L'ambassadeur israélien Yechiel Leiter a déclaré que les deux pays étaient “du même côté de l'équation” pour “libérer le Liban” du groupe militant Hezbollah. L'ambassadrice libanaise Nada Hamadeh Moawad a qualifié la réunion de “constructive” mais a exhorté à mettre fin au conflit en cours entre Israël et les militants du Hezbollah soutenus par l'Iran. Depuis mars, cette guerre a déplacé plus d'un million de personnes au Liban.
Israël et le Liban sont techniquement en guerre depuis la création d'Israël en 1948, et le Liban reste profondément divisé sur l'engagement diplomatique avec Israël.
Le premier tour des pourparlers avec l'Iran n'a pas mis fin au conflit
Le week-end dernier au Pakistan, un premier tour de pourparlers visant à mettre fin définitivement au conflit entre les États-Unis et l'Iran n'a pas abouti à un accord. La Maison Blanche a déclaré que les ambitions nucléaires de l'Iran étaient un point de discorde central.
“Je pense qu'ils veulent vraiment conclure un accord,” a déclaré Trump dans un extrait d'une interview avec Fox Business Network “Mornings with Maria” prévue pour être diffusée mercredi matin. Il a ajouté : “Je pense que c'est très proche de la fin.”
Un responsable américain a déclaré mardi que de nouveaux pourparlers avec l'Iran étaient toujours en discussion et que rien n'avait été programmé. Le responsable a parlé sous condition d'anonymat car il n'était pas autorisé à discuter des négociations sensibles.
Muhammad Aurangzeb, le ministre pakistanais des Finances, a déclaré à l'Associated Press que “notre leadership ne renonce pas” aux efforts pour aider les États-Unis et l'Iran à mettre fin au conflit.
Bien que le cessez-le-feu semble tenir, la confrontation autour du stratégique Détroit d'Ormuz risque de raviver les hostilités et d'aggraver le retentissement économique de la guerre régionale.
Les combats ont tué au moins 3 000 personnes en Iran, plus de 2 100 au Liban, 23 en Israël et plus d'une douzaine dans les États arabes du Golfe. Treize militaires américains ont également été tués.
Les pétroliers ont fait demi-tour après la mise en place du blocus
Le Commandement central des États-Unis a déclaré mardi qu'aucun navire n'avait passé le blocus dans les premières 24 heures, tandis que six navires marchands ont obéi aux instructions des forces américaines de faire demi-tour et de réintégrer les eaux iraniennes.
Le blocus vise à faire pression sur l'Iran, qui a exporté des millions de barils de pétrole, principalement vers l'Asie, depuis le début du conflit le 28 février. Une grande partie de ce pétrole a probablement été transportée par des « transits sombres » qui échappent aux sanctions et à la surveillance, fournissant des liquidités vitales pour maintenir l'Iran à flot.
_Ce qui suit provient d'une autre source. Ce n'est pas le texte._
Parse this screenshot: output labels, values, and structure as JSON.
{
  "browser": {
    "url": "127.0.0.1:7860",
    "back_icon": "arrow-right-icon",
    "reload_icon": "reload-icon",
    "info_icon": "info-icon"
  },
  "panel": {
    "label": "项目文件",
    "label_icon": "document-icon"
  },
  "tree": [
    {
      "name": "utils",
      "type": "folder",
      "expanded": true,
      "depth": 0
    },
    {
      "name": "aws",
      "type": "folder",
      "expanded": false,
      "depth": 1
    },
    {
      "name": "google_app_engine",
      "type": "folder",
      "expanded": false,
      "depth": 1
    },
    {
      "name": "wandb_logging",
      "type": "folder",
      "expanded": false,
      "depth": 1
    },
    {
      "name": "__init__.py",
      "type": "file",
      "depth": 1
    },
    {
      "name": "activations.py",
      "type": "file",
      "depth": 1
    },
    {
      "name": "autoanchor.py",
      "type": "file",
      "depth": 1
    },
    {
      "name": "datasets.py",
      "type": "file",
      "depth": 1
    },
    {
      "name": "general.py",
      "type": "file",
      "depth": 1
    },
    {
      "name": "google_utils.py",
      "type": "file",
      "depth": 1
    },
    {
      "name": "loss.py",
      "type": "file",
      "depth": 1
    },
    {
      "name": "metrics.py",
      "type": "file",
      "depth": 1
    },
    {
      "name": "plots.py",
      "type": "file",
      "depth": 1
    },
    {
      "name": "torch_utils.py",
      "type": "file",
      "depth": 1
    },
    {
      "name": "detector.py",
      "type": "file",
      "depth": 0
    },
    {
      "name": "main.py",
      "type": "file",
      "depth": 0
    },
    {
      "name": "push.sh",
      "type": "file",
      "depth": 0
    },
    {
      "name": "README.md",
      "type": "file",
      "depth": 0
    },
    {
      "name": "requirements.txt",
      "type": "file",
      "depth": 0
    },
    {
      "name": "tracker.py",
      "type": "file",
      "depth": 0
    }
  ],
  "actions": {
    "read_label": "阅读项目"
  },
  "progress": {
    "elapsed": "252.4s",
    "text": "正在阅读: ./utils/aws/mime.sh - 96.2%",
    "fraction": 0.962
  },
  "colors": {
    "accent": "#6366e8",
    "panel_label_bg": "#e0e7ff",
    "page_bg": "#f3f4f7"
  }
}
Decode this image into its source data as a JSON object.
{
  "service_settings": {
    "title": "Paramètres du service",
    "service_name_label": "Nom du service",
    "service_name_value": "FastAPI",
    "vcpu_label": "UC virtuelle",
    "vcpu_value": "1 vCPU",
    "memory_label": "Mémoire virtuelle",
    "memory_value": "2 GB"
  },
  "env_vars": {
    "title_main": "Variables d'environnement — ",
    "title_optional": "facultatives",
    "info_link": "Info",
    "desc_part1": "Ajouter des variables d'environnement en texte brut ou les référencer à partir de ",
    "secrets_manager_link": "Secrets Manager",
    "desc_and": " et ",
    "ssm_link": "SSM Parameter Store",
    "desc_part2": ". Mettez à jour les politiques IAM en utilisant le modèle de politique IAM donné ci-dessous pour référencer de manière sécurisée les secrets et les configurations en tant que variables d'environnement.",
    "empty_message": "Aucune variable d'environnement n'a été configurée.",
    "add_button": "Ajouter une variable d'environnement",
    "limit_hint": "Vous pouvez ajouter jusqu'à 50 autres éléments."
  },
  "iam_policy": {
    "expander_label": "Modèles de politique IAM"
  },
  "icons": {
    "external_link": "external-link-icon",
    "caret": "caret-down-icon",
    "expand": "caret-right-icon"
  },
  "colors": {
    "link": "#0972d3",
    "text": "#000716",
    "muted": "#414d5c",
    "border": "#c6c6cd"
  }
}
Les pétroliers approchant du détroit lundi ont fait demi-tour peu après la mise en place du blocus, bien qu'un d'entre eux ait de nouveau changé de cap et traversé le détroit.
Depuis le début du conflit, l'Iran a réduit le trafic maritime, la plupart des navires commerciaux évitant le détroit. La fermeture effective par Téhéran du détroit, par lequel transite un cinquième du pétrole mondial en temps de paix, a fait grimper les prix du pétrole, augmentant le coût de l'essence, de la nourriture et d'autres biens de base bien au-delà du Moyen-Orient.